On Mon, Apr 22, 2019 at 7:51 PM 'Brent Meeker' via Everything List <
[email protected]> wrote:

>
>
> On 4/22/2019 4:24 PM, Jason Resch wrote:
>
>
>
> On Tue, Nov 6, 2018 at 3:16 AM Bruno Marchal <[email protected]> wrote:
>
>>
>> On 5 Nov 2018, at 02:56, Martin Abramson <[email protected]>
>> wrote:
>>
>> Consciousness is a program.
>>
>>
>> Consciousness might be related to a program, but is not a program, that
>> would identify a first person notion with a third person notion, like a
>> glass of bear and its price.
>>
>>
>>
>> It explores whatever entity it finds itself within and becomes that
>> creature's awareness of the world. For humans it becomes the identity or
>> soul which responds to anything that affects the organism. It can be
>> uploaded into a data bank but otherwise it dissipates with death.
>>
>>
>>
>> How? We can attach a soul to a machine, but a machine cannot attach its
>> soul to any particular computations, only to the infinity of (relative)
>> computations, and there is at least aleph_zero one, of not a continuum.
>>
>> Bruno
>>
>>
>>
> The above reminded me of this quote from Alan Turing:
>
> Personally I think that spirit is really eternally connected with matter
> but certainly not always by the same kind of body.

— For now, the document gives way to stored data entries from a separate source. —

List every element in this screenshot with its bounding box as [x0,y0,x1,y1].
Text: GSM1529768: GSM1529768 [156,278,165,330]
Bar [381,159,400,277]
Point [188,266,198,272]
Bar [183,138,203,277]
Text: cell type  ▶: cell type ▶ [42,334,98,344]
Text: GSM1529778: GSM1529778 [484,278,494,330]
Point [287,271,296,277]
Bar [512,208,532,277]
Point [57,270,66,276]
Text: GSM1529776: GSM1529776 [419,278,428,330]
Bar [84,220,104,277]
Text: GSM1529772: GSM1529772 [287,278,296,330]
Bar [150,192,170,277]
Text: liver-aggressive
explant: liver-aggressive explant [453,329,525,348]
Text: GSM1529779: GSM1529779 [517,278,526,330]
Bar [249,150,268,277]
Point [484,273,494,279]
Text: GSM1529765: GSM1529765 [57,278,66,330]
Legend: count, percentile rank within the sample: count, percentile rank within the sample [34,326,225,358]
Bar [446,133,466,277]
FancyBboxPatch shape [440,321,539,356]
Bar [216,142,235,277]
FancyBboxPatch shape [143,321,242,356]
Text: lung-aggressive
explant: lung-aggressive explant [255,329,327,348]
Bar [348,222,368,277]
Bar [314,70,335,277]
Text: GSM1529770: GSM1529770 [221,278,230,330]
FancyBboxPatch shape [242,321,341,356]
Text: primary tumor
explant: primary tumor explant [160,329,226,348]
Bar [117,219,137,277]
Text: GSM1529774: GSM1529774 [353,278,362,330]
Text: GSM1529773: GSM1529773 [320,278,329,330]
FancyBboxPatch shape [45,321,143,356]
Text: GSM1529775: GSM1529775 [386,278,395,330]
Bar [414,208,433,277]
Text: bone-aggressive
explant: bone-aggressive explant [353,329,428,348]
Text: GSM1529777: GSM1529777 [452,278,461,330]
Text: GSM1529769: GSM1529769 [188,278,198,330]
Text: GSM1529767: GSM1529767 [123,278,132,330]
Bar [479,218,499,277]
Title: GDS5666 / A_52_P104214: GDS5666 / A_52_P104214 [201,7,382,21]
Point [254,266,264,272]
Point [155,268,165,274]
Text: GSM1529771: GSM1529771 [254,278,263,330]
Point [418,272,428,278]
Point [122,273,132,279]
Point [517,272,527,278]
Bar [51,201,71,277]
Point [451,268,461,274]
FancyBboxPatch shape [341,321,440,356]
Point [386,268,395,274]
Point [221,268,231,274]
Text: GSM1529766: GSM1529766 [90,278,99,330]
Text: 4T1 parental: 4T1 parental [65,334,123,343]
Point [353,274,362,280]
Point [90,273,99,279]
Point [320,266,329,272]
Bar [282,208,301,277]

I did believe it
> possible for a spirit at death to go to a universe entirely separate from
> our own, but now I consider that matter and spirit are so connected that
> this would be a contradiction in terms. It is possible however but unlikely
> that such universes may exist.
>
>         Then as regards the actual connection between spirit and body I
> consider that the body by reason of being a living body can ``attract´´ and
> hold on to a ``spirit,´´ whilst the body is alive and awake the two are
> firmly connected. When the body is asleep I cannot guess what happens but
> when the body dies the ``mechanism´´ of the body, holding the spirit is
> gone and the spirit finds a new body sooner or later perhaps immediately.
>
>
> It seems otiose to postulate a separate spirit.  A pitiful attempt to
> grasp immortality.  Isn't it plain that what is "immaterial" and
> distinguishes a brain of a rock is that the brain instantiates processes
> which incorporate memory, purpose, perception, and action.
>


Is it otiose to make a distinction between a "story" and a "book", or a
"program" and a "computer", or might there be value in that nuance?

Clearly a program stops executing locally when a computer executing that
program is destroyed, but of course this says nothing about the
destruction, existence, non-existence, continuation, quantity, or locations
of other instances of that program. I think here Turing was making a
similar point, in the nuanced distinction between a mind and a brain.